Banque du Japon, énergie, Fed : pourquoi le CAC 40 avance à pas comptés
Le CAC 40 débute décembre en équilibre instable, secoué par les annonces de la Banque du Japon, les négociations ukrainiennes et l'attente des statistiques américaines cruciales.
Le choc venu du Japon
Le démarrage prudent du CAC 40 doit beaucoup aux déclarations inattendues du gouverneur de la Banque du Japon, Kazuo Ueda. Dans la nuit, il a évoqué de « bonnes discussions » avec la Première ministre Sanae Takaichi, un élément que les investisseurs ont immédiatement interprété comme un feu vert politique à une nouvelle hausse de taux dès décembre, avec une probabilité désormais évaluée à 80 % par les marchés. L'enjeu est majeur : jusqu'ici, les opérateurs s'attendaient plutôt à ce que la cheffe du gouvernement freine la normalisation monétaire, encore très sensible dans un pays habitué depuis des décennies aux taux planchers.
La réaction sur les marchés japonais ne s'est pas fait attendre. Le Nikkei 225 a cédé 1,90 %, dans un mouvement brutal alimenté par la montée rapide des rendements. Le taux à 10 ans a atteint 1,89 %, son plus haut niveau depuis 2008, tandis que le 20 ans a grimpé à 2,89 %, un record inédit depuis 1999. Le yen, lui, s'est renforcé, mécaniquement porté par la perspective d'un resserrement monétaire. Ce regain de tension a immédiatement touché l'Europe, où les taux obligataires se sont légèrement redressés à l'ouverture. Le CAC 40 a ainsi débuté la séance dans une atmosphère prudente, reflet d'un marché toujours sensible aux signaux de politique monétaire, même lorsqu'ils proviennent d'Asie.
Le contexte géopolitique ajoute une couche d'incertitude.
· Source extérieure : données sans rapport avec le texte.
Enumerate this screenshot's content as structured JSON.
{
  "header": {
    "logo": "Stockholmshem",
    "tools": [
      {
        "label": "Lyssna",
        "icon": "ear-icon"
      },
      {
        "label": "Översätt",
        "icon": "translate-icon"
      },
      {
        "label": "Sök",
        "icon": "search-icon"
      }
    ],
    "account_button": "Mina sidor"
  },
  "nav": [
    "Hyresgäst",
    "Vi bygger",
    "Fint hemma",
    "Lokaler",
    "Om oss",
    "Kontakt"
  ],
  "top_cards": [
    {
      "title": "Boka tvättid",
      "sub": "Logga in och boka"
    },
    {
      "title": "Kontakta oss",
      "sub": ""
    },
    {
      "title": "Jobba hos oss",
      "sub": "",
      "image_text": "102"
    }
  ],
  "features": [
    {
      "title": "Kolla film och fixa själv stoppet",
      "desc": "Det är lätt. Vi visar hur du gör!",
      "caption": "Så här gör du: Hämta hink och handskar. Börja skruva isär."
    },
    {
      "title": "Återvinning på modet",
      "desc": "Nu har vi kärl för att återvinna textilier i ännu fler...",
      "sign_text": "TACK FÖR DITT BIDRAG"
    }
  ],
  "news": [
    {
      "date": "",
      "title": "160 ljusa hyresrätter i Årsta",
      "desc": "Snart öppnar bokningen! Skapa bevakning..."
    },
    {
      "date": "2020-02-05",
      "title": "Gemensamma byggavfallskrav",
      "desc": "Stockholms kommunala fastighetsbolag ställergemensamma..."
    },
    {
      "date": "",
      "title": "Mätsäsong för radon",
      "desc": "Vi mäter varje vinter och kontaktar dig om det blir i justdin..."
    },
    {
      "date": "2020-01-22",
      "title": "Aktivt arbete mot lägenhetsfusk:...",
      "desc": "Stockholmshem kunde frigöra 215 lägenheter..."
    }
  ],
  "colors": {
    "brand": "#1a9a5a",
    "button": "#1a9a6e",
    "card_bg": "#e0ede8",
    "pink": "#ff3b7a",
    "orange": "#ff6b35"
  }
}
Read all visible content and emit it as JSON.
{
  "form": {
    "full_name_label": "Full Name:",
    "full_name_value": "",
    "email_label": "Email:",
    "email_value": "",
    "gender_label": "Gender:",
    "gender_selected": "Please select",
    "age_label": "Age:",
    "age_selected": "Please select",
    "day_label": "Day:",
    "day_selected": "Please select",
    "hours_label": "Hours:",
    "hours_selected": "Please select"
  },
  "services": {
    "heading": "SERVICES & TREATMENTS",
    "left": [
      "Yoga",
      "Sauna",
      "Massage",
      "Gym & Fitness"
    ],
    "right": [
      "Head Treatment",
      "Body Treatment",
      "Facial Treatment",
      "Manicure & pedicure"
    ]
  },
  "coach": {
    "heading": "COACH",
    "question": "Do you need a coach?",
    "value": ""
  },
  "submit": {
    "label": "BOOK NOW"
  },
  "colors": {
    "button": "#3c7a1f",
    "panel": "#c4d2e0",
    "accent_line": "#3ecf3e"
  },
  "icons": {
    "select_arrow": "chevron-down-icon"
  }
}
Les indices européens évoluent sous l'influence des négociations en cours autour du conflit en Ukraine. Depuis le début de cette phase de discussions, les marchés actions européens ont réagi positivement, portés notamment par une détente des prix de l'énergie. Le gaz naturel européen est retombé à 28 €/MWh, son plus bas niveau depuis mai 2024. Mais les positions officielles de la Russie sur les dernières propositions de paix tardent à être clarifiées, et les investisseurs restent vigilants face à un dossier dont chaque inflexion peut déplacer les marchés.
Une semaine américaine décisive
Si Tokyo a donné le ton, c'est bien l'agenda américain qui dominera le reste de la semaine. Deux indicateurs seront scrutés : l'ISM manufacturier et l'ISM services, attendus comme les premiers signaux concrets des effets économiques du shutdown. Les investisseurs chercheront notamment à mesurer l'impact sur l'activité et sur les anticipations de croissance.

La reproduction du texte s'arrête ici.